Calcium phosphate-mineralized nanoplatform for enhanced ferroptosis and synergistic anti-PDL1 therapy in triple-negative breast cancer through multi-pathway targeting.

Ferrotherapy has risen as a promising therapeutic approach for triple-negative breast cancer (TNBC); however, its potency is frequently compromised due to tumor cells' ability to evade ferroptosis via various resistance pathways and insufficient immunogenicity.

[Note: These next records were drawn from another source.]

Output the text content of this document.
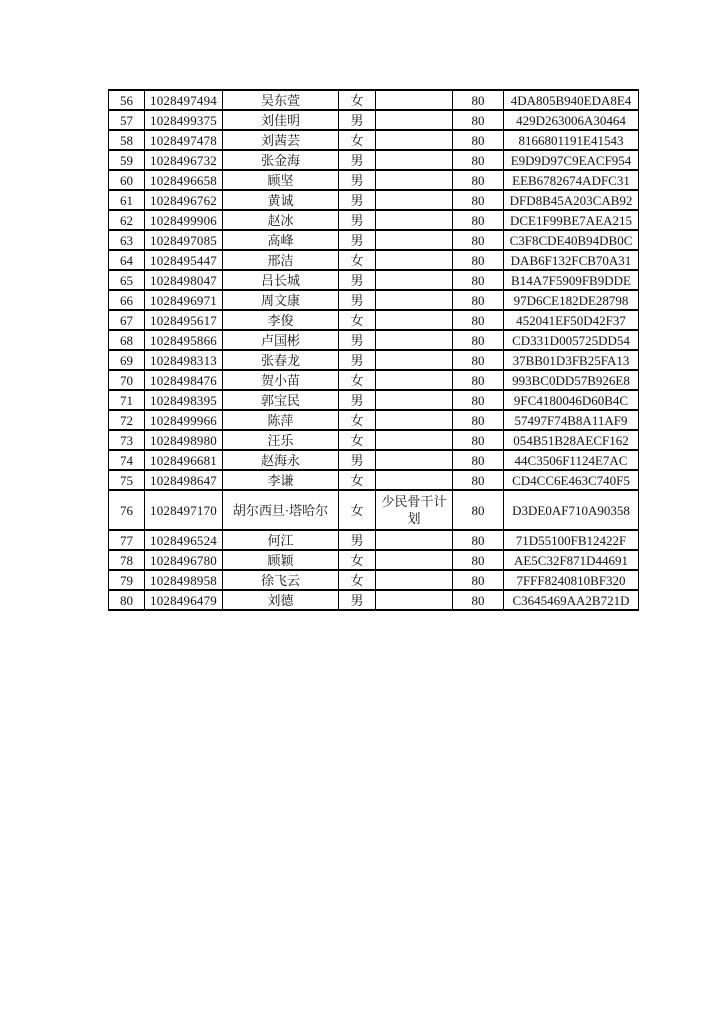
56	1028497494	吴东萱	女		80	4DA805B940EDA8E4
57	1028499375	刘佳明	男		80	429D263006A30464
58	1028497478	刘茜芸	女		80	8166801191E41543
59	1028496732	张金海	男		80	E9D9D97C9EACF954
60	1028496658	顾坚	男		80	EEB6782674ADFC31
61	1028496762	黄诚	男		80	DFD8B45A203CAB92
62	1028499906	赵冰	男		80	DCE1F99BE7AEA215
63	1028497085	高峰	男		80	C3F8CDE40B94DB0C
64	1028495447	邢洁	女		80	DAB6F132FCB70A31
65	1028498047	吕长城	男		80	B14A7F5909FB9DDE
66	1028496971	周文康	男		80	97D6CE182DE28798
67	1028495617	李俊	女		80	452041EF50D42F37
68	1028495866	卢国彬	男		80	CD331D005725DD54
69	1028498313	张春龙	男		80	37BB01D3FB25FA13
70	1028498476	贺小苗	女		80	993BC0DD57B926E8
71	1028498395	郭宝民	男		80	9FC4180046D60B4C
72	1028499966	陈萍	女		80	57497F74B8A11AF9
73	1028498980	汪乐	女		80	054B51B28AECF162
74	1028496681	赵海永	男		80	44C3506F1124E7AC
75	1028498647	李谦	女		80	CD4CC6E463C740F5
76	1028497170	胡尔西旦·塔哈尔	女	少民骨干计划	80	D3DE0AF710A90358
77	1028496524	何江	男		80	71D55100FB12422F
78	1028496780	顾颖	女		80	AE5C32F871D44691
79	1028498958	徐飞云	女		80	7FFF8240810BF320
80	1028496479	刘德	男		80	C3645469AA2B721D
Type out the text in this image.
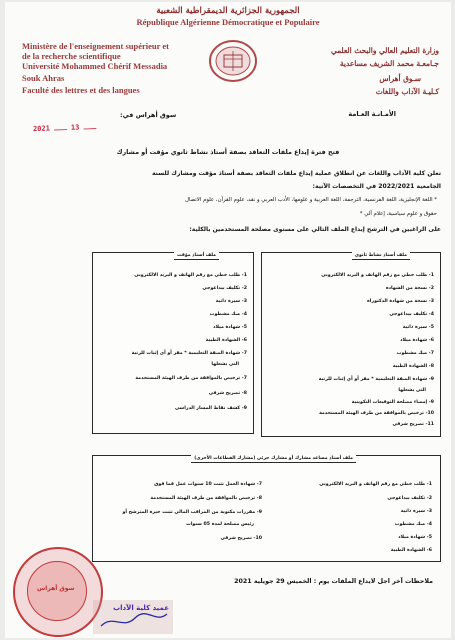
الجمهورية الجزائرية الديمقراطية الشعبية
République Algérienne Démocratique et Populaire
Ministère de l'enseignement supérieur et
de la recherche scientifique
Université Mohammed Chérif Messadia
Souk Ahras
Faculté des lettres et des langues
وزارة التعليم العالي والبحث العلمي
جـامعـة محمد الشريف مساعدية
سـوق أهراس
كـليـة الآداب واللغات
الأمـانـة العـامة
سوق أهراس في:
2021 ـــ 13 ـــ
فتح فترة إيداع ملفات التعاقد بصفة أستاذ نشاط ثانوي مؤقت أو مشارك
تعلن كلية الآداب واللغات عن انطلاق عملية إيداع ملفات التعاقد بصفة أستاذ مؤقت ومشارك للسنة
الجامعية 2022/2021 في التخصصات الآتية:
* اللغة الإنجليزية، اللغة الفرنسية، الترجمة، اللغة العربية و علومها، الأدب العربي و نقد، علوم القرآن، علوم الاتصال
حقوق و علوم سياسية، إعلام آلي *
على الراغبين في الترشح إيداع الملف التالي على مستوى مصلحة المستخدمين بالكلية:
ملف أستاذ نشاط ثانوي
1- طلب خطي مع رقم الهاتف و البريد الالكتروني
2- نسخة من الشهادة
3- نسخة من شهادة الدكتوراه
4- تكليف بيداغوجي
5- سيرة ذاتية
6- شهادة ميلاد
7- صك مشطوب
8- الشهادة الطبية
9- شهادة الصفة التعليمية * مقر أو أي إثبات للرتبة
التي يشغلها
9- إمضاء مصلحة التوقيعات التكوينية
10- ترخيص بالموافقة من طرف الهيئة المستخدمة
11- تصريح شرفي
ملف أستاذ مؤقت
1- طلب خطي مع رقم الهاتف و البريد الالكتروني
2- تكليف بيداغوجي
3- سيرة ذاتية
4- صك مشطوب
5- شهادة ميلاد
6- الشهادة الطبية
7- شهادة الصفة التعليمية * مقر أو أي إثبات للرتبة
التي يشغلها
7- ترخيص بالموافقة من طرف الهيئة المستخدمة
8- تصريح شرفي
9- كشف نقاط المسار الدراسي
ملف أستاذ مساعد مشارك أو مشارك جزئي (مشارك القطاعات الأخرى)
1- طلب خطي مع رقم الهاتف و البريد الالكتروني
2- تكليف بيداغوجي
3- سيرة ذاتية
4- صك مشطوب
5- شهادة ميلاد
6- الشهادة الطبية
7- شهادة العمل تثبت 10 سنوات عمل فما فوق
8- ترخيص بالموافقة من طرف الهيئة المستخدمة
9- مقررات مكتوبة من المراقب المالي تثبت خبرة المترشح أو
رئيس مصلحة لمدة 05 سنوات
10- تصريح شرفي
ملاحظات آخر اجل لايداع الملفات يوم : الخميس 29 جويلية 2021
سوق أهراس
عميد كلية الآداب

To overcome these limitations, we have engineered a calcium phosphate-mineralized ferroptosis inducer nanoplatform, termed Lf-PEG-CaP@iFSP1-Brequinar-Erastin-Fe-TA (LP-CaP@iBEFT), designed to augment ferroptosis by simultaneously targeting three key pathways: glutathione peroxidase 4 (GPX4), ferroptosis suppressor protein 1 (FSP1), and dihydroorotate dehydrogenase (DHODH). Once internalized and reached the acidic tumor microenvironment (TME), the nanoplatform discharges its therapeutic payloads, comprising inhibitors of FSP1 (iFSP), brequinar, erastin, and iron ions. The first three components were tailored to inhibit key pathways to ferroptosis, while the released iron ions initiate ferroptosis by catalyzing the generation of reactive oxygen species (ROS) via Fenton reactions. The calcium phosphate-mineralized ferroptosis inducer nanoplatform promotes the maturation of DC cells, enhances the infiltration of T cells and releases immunity-related factors, thereby altering the immunosuppressive microenvironment. In conjunction with anti-PD-L1 therapy, LP-CaP@iBEFT boosts T lymphocyte-mediated immune infiltration, thereby amplifying the anti-tumor response and offering a therapeutic approach for TNBC. STATEMENT OF SIGNIFICANCE: We developed an acid-responsive nanoplatform that specifically targets tumor cells that overexpress lactoferrin receptors. This nanoplatform degrades within the acidic tumor environment to release the payload components iFSP1, brequinar, erastin, and Fe, which collectively inhibit three pathways of ferroptosis. This approach effectively dismantles the "triple defense" mechanism that tumor cells employ to resist ferroptosis. In addition, this nanoplatform synergizes with anti-PD-L1 immune checkpoint blockade, enhancing the T cell-mediated destruction of tumor cells.